Solve for a,b,c,d Solve \frac{f(-1)+f(1)}{2}=f(0) for a, b, c, d

[Bushy]

For a cubic function $$y=f(x)$$ three points A, B and C lie on a straight line with respective coordinates (-p,f(p)),(0,f(0)) and (p,f(p)) where p is a non zero constant.

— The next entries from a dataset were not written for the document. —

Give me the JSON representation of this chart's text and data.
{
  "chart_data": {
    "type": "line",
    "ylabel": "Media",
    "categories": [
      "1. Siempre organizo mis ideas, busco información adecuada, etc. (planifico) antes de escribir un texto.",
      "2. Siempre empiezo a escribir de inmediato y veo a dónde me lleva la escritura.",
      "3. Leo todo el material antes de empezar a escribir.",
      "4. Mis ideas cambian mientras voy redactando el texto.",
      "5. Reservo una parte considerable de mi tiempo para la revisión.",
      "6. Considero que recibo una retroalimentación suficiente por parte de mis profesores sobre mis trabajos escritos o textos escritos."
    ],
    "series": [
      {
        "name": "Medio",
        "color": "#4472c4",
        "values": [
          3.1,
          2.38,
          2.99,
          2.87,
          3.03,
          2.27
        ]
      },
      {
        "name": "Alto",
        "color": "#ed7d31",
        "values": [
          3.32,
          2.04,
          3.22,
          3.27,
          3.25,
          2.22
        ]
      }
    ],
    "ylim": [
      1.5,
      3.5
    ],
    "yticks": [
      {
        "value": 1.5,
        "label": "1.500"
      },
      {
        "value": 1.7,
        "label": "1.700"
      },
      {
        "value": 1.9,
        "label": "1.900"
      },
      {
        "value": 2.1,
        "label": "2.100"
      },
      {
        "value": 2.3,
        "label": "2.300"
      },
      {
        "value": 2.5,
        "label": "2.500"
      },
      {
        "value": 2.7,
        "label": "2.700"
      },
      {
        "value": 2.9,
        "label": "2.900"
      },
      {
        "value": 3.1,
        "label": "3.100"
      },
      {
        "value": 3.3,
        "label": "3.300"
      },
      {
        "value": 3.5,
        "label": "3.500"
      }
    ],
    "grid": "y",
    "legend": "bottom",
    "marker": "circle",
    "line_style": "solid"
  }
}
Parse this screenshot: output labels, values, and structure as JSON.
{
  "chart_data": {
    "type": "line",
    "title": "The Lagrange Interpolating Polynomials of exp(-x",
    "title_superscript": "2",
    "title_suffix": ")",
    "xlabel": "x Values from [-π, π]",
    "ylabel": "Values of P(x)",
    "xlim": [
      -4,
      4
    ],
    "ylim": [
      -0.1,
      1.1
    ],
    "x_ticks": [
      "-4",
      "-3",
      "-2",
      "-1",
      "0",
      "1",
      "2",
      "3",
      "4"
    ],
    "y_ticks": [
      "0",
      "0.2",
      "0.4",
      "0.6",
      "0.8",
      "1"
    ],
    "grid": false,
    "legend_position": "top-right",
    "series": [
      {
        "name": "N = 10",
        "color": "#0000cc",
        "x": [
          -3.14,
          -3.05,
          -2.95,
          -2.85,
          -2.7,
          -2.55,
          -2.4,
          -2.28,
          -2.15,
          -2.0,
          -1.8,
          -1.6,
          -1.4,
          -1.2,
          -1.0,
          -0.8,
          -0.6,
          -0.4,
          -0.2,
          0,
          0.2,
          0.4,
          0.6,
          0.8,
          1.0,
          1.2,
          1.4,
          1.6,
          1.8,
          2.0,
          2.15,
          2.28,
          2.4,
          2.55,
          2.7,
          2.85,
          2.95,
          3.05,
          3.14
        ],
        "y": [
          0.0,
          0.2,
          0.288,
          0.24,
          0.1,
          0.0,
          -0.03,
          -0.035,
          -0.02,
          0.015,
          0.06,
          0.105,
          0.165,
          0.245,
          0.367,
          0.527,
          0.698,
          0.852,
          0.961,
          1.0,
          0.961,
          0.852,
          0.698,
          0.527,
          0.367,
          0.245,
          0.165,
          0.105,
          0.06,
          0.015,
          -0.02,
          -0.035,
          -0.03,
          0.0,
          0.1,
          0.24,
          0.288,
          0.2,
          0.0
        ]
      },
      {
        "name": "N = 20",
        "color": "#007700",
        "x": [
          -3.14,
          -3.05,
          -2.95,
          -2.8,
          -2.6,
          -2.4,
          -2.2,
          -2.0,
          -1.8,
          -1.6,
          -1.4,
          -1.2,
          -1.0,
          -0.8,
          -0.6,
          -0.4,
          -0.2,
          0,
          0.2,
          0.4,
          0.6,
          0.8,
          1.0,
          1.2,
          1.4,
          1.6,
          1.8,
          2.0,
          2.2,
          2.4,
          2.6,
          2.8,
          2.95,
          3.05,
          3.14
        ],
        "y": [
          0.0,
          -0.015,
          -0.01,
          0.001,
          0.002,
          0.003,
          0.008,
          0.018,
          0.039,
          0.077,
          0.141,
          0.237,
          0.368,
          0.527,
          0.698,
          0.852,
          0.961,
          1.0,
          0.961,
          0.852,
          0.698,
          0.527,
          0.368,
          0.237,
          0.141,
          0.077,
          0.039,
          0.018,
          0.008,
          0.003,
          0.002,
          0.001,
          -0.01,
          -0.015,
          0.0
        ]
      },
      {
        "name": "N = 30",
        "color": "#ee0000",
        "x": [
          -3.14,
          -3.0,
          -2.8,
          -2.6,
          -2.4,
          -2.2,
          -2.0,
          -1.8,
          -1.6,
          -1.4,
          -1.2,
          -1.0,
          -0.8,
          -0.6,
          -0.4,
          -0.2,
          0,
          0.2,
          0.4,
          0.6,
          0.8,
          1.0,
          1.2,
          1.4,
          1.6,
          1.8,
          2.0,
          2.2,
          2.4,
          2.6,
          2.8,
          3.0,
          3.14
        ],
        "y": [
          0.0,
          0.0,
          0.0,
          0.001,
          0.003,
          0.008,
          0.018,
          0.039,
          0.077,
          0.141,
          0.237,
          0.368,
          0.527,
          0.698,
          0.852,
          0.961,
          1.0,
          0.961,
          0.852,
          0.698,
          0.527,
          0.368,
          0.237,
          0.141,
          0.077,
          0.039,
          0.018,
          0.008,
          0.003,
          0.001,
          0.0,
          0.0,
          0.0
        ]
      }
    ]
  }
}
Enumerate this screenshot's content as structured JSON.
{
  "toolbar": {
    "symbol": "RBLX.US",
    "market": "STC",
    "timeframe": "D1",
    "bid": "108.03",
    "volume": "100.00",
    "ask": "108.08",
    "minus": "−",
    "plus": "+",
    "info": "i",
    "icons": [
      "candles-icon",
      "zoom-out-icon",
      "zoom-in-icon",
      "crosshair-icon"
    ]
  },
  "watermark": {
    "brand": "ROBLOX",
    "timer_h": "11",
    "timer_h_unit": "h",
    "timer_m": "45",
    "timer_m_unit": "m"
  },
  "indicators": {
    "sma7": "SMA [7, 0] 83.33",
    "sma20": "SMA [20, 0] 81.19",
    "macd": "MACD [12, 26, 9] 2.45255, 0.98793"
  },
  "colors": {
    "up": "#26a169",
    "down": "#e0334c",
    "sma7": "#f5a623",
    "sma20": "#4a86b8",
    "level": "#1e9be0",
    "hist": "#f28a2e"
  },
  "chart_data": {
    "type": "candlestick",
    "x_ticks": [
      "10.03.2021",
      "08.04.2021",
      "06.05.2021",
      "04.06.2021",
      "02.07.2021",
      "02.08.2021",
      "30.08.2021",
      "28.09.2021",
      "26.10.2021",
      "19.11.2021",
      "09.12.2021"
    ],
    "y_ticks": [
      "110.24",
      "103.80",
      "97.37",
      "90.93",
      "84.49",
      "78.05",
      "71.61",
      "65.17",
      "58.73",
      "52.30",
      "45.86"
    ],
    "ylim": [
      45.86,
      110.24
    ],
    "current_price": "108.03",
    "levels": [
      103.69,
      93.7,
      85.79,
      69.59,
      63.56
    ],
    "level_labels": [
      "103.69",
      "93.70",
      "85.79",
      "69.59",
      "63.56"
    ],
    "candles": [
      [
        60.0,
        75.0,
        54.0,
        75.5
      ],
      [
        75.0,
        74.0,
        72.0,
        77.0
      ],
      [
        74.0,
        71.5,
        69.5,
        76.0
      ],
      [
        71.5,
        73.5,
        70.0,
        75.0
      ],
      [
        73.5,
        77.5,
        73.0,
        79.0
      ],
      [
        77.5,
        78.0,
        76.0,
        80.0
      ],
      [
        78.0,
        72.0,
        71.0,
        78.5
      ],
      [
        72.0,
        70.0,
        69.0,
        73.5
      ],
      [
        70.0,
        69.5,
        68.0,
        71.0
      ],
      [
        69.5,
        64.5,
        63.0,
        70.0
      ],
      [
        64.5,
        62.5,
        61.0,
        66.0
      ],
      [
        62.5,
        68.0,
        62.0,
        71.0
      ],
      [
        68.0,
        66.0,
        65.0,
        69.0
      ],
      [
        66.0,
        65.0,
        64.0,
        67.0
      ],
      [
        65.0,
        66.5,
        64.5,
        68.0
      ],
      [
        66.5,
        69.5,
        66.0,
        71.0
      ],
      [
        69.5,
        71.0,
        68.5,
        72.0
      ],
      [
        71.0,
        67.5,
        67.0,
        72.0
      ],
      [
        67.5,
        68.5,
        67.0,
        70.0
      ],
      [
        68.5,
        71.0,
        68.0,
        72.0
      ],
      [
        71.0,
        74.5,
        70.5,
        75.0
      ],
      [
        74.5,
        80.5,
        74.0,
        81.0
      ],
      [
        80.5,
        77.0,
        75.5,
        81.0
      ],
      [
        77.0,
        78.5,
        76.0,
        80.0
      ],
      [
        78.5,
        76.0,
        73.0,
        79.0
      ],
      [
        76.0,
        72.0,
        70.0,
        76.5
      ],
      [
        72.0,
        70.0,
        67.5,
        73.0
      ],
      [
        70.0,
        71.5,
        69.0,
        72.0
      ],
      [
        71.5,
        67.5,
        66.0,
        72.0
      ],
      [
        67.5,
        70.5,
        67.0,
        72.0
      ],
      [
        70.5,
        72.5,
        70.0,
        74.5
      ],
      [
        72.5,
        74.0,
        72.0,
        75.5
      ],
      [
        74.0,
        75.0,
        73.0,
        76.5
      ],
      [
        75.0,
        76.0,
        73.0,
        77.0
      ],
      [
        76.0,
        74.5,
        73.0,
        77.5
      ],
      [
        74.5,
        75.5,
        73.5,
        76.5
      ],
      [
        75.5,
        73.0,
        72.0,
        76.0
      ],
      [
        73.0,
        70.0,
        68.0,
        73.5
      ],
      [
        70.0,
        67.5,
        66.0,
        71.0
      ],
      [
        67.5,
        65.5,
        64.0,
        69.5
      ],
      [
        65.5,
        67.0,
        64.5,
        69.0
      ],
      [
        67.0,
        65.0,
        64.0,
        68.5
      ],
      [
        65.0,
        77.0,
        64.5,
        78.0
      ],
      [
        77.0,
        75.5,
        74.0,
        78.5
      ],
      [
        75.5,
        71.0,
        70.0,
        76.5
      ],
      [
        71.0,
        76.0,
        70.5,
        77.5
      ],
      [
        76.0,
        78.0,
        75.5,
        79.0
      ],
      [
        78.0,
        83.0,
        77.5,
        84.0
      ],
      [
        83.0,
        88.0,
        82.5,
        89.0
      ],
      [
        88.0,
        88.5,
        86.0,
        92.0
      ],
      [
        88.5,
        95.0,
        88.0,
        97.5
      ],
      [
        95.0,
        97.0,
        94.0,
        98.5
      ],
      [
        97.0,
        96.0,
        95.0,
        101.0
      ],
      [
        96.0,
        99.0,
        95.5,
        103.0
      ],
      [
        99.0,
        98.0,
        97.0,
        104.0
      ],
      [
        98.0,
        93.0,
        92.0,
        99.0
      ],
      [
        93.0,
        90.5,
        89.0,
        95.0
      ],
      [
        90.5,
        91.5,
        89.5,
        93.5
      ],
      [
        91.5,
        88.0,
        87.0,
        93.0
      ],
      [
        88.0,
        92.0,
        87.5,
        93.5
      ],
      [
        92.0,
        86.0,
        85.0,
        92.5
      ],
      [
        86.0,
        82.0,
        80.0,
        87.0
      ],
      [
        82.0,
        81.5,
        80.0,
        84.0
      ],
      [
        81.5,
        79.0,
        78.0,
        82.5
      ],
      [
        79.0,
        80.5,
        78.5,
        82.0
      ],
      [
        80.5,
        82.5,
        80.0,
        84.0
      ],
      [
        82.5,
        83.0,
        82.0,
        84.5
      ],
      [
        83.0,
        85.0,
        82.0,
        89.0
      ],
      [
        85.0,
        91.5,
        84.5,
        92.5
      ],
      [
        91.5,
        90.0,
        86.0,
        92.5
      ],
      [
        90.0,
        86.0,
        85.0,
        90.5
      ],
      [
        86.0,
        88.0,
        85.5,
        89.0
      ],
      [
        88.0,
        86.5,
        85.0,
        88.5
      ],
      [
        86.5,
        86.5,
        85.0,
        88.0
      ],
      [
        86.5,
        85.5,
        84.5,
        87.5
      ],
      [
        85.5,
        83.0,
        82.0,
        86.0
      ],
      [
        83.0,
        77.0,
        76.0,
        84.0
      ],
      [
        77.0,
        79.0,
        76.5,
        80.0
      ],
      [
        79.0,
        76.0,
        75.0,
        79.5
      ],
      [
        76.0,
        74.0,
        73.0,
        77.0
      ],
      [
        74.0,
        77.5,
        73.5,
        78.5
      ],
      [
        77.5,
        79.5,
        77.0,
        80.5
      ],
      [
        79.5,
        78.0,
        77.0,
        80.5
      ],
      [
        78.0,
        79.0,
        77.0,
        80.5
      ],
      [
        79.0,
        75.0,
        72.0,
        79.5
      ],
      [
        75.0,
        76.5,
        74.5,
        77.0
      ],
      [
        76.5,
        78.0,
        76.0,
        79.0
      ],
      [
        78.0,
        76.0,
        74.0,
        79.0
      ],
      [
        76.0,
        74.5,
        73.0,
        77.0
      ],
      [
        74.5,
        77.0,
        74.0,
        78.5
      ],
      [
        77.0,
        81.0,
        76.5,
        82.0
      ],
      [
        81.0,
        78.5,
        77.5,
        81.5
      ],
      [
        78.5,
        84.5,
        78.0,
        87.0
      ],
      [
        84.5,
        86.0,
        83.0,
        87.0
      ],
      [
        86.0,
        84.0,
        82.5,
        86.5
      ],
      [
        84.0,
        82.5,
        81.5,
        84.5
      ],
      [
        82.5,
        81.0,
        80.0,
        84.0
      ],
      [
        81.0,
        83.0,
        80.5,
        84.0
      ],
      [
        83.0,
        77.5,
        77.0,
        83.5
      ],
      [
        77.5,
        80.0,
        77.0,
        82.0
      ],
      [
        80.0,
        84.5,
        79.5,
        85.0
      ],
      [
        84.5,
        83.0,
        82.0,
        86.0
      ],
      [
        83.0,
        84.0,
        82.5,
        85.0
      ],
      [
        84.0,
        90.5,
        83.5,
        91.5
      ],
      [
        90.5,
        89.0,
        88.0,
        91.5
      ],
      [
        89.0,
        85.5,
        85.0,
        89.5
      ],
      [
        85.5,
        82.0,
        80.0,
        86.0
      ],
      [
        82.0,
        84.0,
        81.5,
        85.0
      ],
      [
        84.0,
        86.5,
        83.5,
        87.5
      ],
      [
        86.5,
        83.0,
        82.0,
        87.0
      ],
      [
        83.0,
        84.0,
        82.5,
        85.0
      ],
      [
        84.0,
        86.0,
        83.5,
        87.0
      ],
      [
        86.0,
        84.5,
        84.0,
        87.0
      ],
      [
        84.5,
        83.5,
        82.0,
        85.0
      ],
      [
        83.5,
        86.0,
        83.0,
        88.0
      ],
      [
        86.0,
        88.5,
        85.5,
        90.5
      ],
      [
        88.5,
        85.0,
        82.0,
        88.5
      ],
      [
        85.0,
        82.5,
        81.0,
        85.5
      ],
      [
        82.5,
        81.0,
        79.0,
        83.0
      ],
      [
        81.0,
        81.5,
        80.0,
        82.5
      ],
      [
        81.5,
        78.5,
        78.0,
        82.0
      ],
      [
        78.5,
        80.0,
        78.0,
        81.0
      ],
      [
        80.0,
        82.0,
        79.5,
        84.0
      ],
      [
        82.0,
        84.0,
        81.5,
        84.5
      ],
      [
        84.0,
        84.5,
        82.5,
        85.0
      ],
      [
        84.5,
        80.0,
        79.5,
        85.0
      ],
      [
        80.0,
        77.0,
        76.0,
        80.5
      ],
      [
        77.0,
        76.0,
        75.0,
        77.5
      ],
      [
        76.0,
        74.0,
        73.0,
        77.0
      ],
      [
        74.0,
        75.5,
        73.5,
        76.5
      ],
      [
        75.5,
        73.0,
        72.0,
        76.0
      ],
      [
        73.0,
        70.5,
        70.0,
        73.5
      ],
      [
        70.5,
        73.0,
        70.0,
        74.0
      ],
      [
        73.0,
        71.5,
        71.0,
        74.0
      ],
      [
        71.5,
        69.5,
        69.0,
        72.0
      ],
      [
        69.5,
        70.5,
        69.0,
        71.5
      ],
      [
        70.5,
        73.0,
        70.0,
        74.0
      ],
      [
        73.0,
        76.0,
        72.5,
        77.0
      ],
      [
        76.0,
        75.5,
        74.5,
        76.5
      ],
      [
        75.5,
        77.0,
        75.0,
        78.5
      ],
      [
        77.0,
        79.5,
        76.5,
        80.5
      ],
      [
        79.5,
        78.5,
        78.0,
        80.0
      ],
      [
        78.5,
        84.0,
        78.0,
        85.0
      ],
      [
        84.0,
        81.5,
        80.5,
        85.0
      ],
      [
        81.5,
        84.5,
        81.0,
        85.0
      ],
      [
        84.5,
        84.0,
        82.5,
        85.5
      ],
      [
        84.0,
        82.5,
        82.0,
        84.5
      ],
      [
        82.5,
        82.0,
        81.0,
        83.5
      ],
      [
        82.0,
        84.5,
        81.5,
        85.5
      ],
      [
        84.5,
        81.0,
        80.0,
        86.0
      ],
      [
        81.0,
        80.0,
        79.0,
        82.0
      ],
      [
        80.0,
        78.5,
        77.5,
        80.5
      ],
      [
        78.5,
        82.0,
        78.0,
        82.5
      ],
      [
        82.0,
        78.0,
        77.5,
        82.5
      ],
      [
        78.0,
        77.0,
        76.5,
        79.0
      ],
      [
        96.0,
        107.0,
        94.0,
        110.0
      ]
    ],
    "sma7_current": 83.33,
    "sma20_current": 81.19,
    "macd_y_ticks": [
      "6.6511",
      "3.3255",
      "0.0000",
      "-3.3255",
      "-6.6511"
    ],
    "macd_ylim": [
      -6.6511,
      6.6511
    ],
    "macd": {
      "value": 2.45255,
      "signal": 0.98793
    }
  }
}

a. Show that $$\frac{f(-p)+f(p)}{2} =f(0)$$

I tried

$$\frac{f(-p)+f(p)}{2} =\frac{0}{2} = 0 = f(0)$$

That doesn't seem right

b. Let p =1 and [math]f(x) = ax^3+bx^2+cx+d [/math]

i. Show that b=0

ii. hence [math]\frac{f(-x)+f(x)}{2}=f(0)[/math]

 

[MarkFL]

I think you meant to give the coordinates of $A,\,B,\,C$ as $(-p,f(-p)),\,(0,f(0)),\,(p,f(p))$. If the 3 points are collinear, then we can write:

$$f(\pm p)=f(0)\pm k$$

Let's let:

$$f(x)=ax^3+bx^2+cx+d$$

So, we find that:

$$f(0)=d$$

And then we must have:

$$ap^3+bp^2+cp=k$$

$$-ap^3+bp^2-cp=-k$$

Adding these two equations, we find:

$$b=0$$

And so:

$$f(x)=ax^3+cx+d$$

Then we find:

$$\frac{f(-x)+f(x)}{2}=d=f(0)$$